March 23, 2018, 10:05 am
Tesla agreed to give Elon Musk what is potentially the richest executive compensation package ever. I will give my (*gasp*) cynical reason why I think they did this. I can show you in one chart (Tesla Model 3 production, from Bloomberg):
I would argue that Elon Musk is the only one in the world who can run a company with so many spectacular failures to meet commitments and still have investors and customers coming back and begging for more. A relatively large percentage of Teslas get delivered with manufacturing defects and their customers sing their praises (even while circulating delivery defect checklists). Tesla keeps publishing Model 3 production hockey sticks (apparently with a straight face) and consistently miss (each quarter pushing back the forecast one quarter) and investors line up to buy more stock. Tesla runs one of the least transparent major public companies in this country (so much so that people like Bloomberg have to spend enormous efforts just to estimate what is going on there) and no one is fazed. Competitors like Volvo and Volkswagon and Toyota and even GM have started to push their EV technology past Tesla and actually sell more EV's than does Tesla (with the gap widening) and investors still treat Tesla like it has a 10-year unassailable lead on competition.

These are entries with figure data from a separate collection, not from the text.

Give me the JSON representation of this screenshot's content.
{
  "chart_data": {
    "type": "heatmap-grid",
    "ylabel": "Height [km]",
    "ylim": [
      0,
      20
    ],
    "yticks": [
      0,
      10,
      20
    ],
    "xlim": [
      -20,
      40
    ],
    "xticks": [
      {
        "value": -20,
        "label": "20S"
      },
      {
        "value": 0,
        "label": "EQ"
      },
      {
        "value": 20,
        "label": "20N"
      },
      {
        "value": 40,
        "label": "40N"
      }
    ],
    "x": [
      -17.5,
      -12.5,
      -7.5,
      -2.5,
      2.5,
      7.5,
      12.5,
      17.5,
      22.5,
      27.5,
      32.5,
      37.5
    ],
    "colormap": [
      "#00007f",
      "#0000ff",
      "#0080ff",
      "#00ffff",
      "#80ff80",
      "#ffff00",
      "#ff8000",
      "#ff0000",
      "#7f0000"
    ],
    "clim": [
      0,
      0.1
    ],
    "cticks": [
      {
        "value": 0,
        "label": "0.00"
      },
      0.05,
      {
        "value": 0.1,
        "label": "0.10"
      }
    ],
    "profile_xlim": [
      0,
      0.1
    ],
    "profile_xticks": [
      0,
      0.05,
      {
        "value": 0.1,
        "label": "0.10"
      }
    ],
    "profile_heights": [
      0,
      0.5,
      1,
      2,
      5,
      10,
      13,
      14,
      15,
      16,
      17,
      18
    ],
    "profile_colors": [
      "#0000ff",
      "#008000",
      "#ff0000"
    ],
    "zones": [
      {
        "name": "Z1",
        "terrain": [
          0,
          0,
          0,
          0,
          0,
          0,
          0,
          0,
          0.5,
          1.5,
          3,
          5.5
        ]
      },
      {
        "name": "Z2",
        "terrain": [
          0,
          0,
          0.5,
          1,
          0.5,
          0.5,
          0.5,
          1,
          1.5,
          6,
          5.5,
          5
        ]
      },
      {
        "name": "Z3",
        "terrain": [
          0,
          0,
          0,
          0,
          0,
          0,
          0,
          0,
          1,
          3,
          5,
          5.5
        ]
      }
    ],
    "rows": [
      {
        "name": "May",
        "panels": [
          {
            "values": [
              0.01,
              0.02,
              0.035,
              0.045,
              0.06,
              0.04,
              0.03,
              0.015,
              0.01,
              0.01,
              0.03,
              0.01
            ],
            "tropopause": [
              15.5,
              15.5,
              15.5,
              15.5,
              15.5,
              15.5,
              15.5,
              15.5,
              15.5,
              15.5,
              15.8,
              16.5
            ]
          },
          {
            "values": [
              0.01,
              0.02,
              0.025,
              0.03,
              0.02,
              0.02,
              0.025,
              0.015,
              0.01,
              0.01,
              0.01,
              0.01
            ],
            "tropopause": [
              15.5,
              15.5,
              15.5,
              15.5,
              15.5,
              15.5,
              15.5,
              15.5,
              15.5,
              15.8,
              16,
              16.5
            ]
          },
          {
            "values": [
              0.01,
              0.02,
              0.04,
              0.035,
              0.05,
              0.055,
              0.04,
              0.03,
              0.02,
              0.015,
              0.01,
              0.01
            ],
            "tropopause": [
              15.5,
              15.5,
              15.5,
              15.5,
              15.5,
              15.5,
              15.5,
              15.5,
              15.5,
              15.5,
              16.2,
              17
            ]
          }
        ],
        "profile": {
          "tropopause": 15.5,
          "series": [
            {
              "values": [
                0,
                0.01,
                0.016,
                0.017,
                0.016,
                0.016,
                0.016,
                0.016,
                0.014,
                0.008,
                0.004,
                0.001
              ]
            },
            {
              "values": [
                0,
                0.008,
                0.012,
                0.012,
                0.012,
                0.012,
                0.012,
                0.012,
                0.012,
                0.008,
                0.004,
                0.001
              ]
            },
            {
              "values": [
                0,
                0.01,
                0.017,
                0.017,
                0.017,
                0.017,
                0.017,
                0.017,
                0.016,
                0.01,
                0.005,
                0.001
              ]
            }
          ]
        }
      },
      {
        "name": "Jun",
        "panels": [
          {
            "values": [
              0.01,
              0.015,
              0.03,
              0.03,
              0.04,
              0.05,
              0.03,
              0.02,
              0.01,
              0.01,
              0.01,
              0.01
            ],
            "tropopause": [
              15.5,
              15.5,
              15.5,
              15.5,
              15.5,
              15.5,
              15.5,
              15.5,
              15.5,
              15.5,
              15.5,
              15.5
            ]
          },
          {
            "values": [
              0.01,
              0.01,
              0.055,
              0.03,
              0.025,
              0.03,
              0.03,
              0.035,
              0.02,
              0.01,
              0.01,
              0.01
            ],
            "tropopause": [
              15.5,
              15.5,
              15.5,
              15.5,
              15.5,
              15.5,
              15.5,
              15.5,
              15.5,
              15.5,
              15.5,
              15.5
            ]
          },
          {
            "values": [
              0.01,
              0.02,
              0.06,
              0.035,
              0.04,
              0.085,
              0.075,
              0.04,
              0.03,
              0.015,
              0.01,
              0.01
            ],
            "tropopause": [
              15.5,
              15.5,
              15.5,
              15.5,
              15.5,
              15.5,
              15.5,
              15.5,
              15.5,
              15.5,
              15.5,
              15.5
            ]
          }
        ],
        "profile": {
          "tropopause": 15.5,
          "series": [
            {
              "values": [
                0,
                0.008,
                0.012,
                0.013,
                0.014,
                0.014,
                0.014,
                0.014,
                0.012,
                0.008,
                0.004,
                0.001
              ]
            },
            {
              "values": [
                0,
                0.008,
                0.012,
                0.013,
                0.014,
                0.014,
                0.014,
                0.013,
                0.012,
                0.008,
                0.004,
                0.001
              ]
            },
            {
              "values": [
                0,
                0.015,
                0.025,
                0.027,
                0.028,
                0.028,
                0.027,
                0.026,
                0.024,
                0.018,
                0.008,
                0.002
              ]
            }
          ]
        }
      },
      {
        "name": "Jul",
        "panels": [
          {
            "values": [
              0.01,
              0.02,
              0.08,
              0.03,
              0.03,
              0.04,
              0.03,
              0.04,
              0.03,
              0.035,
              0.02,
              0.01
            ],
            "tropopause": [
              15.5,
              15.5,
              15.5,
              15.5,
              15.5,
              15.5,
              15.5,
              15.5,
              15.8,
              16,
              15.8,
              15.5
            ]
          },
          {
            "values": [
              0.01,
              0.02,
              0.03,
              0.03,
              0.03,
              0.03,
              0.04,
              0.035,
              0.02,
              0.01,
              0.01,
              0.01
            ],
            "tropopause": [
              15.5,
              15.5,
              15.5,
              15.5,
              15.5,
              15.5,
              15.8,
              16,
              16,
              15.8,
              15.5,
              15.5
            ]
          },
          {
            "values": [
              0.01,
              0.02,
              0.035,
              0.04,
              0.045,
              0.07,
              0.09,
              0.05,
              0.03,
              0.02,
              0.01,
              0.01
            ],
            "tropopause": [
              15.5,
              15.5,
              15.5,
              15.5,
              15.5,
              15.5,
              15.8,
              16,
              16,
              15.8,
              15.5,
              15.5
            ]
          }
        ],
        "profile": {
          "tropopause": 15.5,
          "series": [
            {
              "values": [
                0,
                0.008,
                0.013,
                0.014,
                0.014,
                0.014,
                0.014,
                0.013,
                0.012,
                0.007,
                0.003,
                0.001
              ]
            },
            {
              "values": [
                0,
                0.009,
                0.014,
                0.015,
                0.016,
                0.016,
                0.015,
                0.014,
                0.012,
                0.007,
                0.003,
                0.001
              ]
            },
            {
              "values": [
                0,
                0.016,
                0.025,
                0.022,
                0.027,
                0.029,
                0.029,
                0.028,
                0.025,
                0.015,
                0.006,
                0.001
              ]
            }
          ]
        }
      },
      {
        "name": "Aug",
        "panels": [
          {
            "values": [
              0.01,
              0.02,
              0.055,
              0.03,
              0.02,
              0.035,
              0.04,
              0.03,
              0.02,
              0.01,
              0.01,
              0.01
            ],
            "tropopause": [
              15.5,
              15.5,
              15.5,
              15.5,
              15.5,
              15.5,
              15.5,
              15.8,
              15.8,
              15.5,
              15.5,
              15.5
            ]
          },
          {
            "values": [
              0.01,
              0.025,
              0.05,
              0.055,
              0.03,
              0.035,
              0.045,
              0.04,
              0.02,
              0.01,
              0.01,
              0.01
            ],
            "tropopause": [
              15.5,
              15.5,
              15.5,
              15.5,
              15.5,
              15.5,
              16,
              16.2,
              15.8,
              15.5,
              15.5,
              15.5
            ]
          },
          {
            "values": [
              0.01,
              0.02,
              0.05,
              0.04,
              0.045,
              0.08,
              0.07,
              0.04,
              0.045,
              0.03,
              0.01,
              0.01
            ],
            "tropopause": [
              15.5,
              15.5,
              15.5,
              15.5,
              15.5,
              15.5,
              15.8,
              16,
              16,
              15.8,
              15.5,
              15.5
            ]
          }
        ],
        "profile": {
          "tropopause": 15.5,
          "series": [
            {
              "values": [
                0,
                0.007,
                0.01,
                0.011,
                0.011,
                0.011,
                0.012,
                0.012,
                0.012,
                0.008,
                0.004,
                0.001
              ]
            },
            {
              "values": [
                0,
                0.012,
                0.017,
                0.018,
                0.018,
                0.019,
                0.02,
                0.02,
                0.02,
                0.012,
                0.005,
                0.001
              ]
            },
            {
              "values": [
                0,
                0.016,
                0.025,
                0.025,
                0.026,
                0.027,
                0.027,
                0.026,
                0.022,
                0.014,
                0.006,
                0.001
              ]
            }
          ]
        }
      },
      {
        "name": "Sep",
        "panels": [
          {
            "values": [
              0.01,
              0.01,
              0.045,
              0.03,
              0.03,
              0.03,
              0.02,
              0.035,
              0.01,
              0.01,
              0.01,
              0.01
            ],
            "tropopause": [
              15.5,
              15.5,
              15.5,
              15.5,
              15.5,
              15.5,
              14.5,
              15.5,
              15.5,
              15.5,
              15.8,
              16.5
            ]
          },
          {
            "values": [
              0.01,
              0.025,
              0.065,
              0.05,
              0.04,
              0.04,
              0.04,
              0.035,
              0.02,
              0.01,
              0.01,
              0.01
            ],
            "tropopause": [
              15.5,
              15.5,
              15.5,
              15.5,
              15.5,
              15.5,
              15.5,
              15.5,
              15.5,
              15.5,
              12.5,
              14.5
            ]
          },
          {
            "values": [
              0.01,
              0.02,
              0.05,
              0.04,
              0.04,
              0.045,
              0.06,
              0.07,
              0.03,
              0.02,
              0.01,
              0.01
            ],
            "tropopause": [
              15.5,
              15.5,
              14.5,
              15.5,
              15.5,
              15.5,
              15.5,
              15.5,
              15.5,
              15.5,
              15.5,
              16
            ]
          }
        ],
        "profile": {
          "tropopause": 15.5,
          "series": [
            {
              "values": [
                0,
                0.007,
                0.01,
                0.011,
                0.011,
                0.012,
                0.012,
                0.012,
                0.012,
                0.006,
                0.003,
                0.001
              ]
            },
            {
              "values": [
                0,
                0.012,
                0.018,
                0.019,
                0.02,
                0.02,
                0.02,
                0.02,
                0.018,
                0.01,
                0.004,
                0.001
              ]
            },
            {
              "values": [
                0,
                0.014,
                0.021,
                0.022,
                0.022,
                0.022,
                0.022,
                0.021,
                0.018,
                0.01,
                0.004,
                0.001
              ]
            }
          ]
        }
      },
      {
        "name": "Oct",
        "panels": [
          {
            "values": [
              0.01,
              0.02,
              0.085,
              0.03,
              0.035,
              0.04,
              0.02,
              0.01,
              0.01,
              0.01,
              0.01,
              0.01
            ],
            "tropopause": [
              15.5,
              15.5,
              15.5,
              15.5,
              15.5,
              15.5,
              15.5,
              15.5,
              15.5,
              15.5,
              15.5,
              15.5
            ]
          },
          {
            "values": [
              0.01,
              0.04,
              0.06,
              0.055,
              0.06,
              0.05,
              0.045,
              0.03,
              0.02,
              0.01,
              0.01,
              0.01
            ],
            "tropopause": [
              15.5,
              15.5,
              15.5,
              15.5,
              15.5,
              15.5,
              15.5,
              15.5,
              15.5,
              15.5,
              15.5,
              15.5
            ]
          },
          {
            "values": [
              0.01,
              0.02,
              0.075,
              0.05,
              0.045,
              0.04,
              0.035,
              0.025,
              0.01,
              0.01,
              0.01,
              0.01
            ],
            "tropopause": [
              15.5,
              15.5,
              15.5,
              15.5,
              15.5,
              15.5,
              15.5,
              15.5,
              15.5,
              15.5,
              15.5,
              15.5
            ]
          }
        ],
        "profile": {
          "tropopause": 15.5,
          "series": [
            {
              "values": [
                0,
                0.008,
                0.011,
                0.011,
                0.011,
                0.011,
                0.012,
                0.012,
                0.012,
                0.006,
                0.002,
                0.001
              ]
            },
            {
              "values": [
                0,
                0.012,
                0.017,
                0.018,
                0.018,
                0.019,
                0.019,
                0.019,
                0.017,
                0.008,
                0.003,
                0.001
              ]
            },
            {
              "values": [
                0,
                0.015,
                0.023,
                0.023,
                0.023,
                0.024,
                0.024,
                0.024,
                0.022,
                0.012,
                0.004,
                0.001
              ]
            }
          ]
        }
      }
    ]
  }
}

All because Elon Musk can stand up at a venue like SXSW, wave his hands, spin big visions, and the stock goes up $3 billion the next day. Exxon-Mobil has a long history of meeting promises, reveals its capital spending plans in great detail, but misses on earnings by a few cents and loses $40 billion in market cap. GE lost over half its market value when investors got uncomfortable with their lack of transparency and their failures to meet commitments. Not so at Tesla, in large part because Elon Musk is PT Barnum reincarnated, or given the SpaceX business, he is Delos D. Harriman made real.
Disclosure: I don't currently have any position in TSLA but over the last 2 years I have sold short when it reaches around $350 (e.g. after Elon Musk speaks) and buy to cover around $305 (e.g. when actual operational or financial data is released). Sort of the mirror image of BTFD.
March 19, 2018, 9:16 am
I continue to marvel at the nearly 100% positive press Elon Musk gets for his Hyperloop project. For those who do not know, that is his concept for a high speed transportation system that can achieve high speeds in part because it is in a vacuum sealed tube. Here is an update on the project and a picture of a prototype below:
So here is the story so far: We know that the main barrier to high speed rail projects is that they are astonishingly expensive to build and maintain given the high cost of the right-of-way acquisition and building track to the very high standards necessary to support safe high speeds. See for example California high speed rail, which is following some sort of crazed Moore's law where the cost estimate doubles every 18 months.
So we are going to fix the cost problem by ... requiring that the "track" be a perfectly smooth sealed pressure vessel under vacuum that is hundreds of miles long? What about this approach isn't likely an order of magnitude more expensive than rail? The prototype above which allows only one way travel cost about a billion dollars per mile to build. And with a lot less functionality, as current prototypes envision 10-20 person sleds, one step beyond even the worst airline middle seat in terms of likely claustrophobia, and less than half the capacity of a bus. It would take 15-20 of these sleds just to move the passengers from a typical aircraft. Not to mention the fact that there is no easy way to do switching and a return trip requires a second parallel track. All to reach speeds perhaps 20% higher than air travel.
Sure, I can be wrong. For example, if the hyperloop handled grades better than a train, that would reduce costs somewhat. But why does no one seem to ask obvious questions like this? It's like Musk exudes some sort of skepticism dampening field around him (look at Tesla: the company is fraught with issues and the stock price was falling until Musk did one of his hand-waving presentation specials at SXSW and the stock goes back up 30 points). But if you read carefully, most of the hyperloop progress in the article linked is for getting handouts from government (something Musk excels at) including money for scoping studies of lines that will never exist and money for new buildings and workshops.